CVE-2021-27384

Name of the Vulnerable Software and Affected Versions SIMATIC HMI Comfort Outdoor Panels versions prior to V15.1 Update 6 SIMATIC HMI Comfort Outdoor Panels versions prior to V16 Update 4 SIMATIC HMI Comfort Panels versions prior to V15.1 Update 6 SIMATIC HMI Comfort Panels versions prior to V16 Update 4 SIMATIC HMI KTP Mobile Panels versions prior to V15.1 Update 6 SIMATIC HMI KTP Mobile Panels versions prior to V16 Update 4 SIMATIC WinCC Runtime Advanced versions prior to V15.1 Update 6 SIMATIC WinCC Runtime Advanced versions prior to V16 Update 4 SINAMICS GH150 (all versions) SINAMICS GL150 (with option X30) (all versions) SINAMICS GM150 (with option X30) (all versions) SINAMICS SH150 (all versions) SINAMICS SL150 (all versions) SINAMICS SM120 (all versions) SINAMICS SM150 (all versions) SINAMICS SM150i (all versions)

Description The issue is caused by an out-of-bounds memory access vulnerability in the device layout handler, which can potentially result in code execution. This vulnerability affects various Siemens products, including SIMATIC and SINAMICS. The vulnerability can be exploited by a remote attacker, allowing them to execute arbitrary code.
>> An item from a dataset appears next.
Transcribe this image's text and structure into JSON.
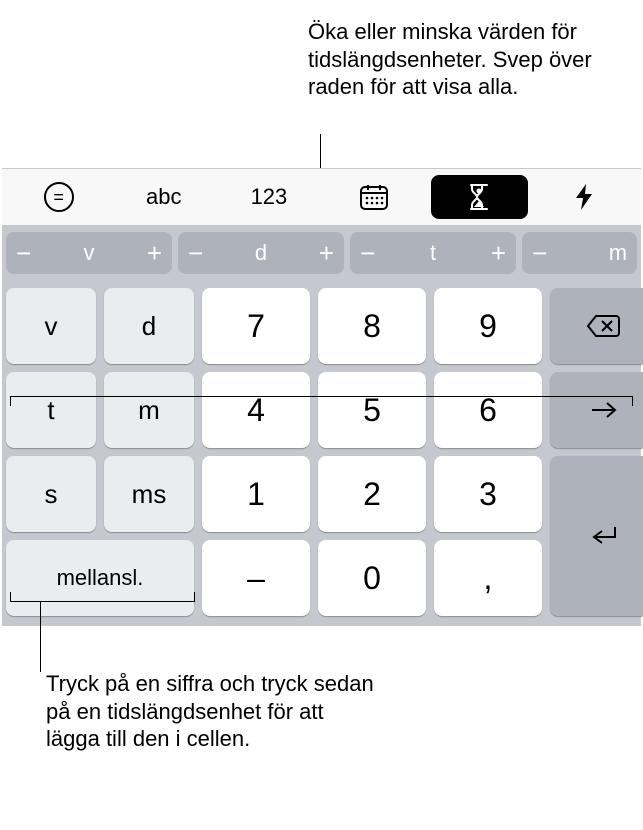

Recommendations For SIMATIC HMI Comfort Outdoor Panels versions prior to V15.1 Update 6, update to V15.1 Update 6 or later. For SIMATIC HMI Comfort Outdoor Panels versions prior to V16 Update 4, update to V16 Update 4 or later. For SIMATIC HMI Comfort Panels versions prior to V15.1 Update 6, update to V15.1 Update 6 or later. For SIMATIC HMI Comfort Panels versions prior to V16 Update 4, update to V16 Update 4 or later. For SIMATIC HMI KTP Mobile Panels versions prior to V15.1 Update 6, update to V15.1 Update 6 or later. For SIMATIC HMI KTP Mobile Panels versions prior to V16 Update 4, update to V16 Update 4 or later. For SIMATIC WinCC Runtime Advanced versions prior to V15.1 Update 6, update to V15.1 Update 6 or later. For SIMATIC WinCC Runtime Advanced versions prior to V16 Update 4, update to V16 Update 4 or later. For SINAMICS products, contact the vendor for specific guidance on mitigation or resolution, as all versions are affected.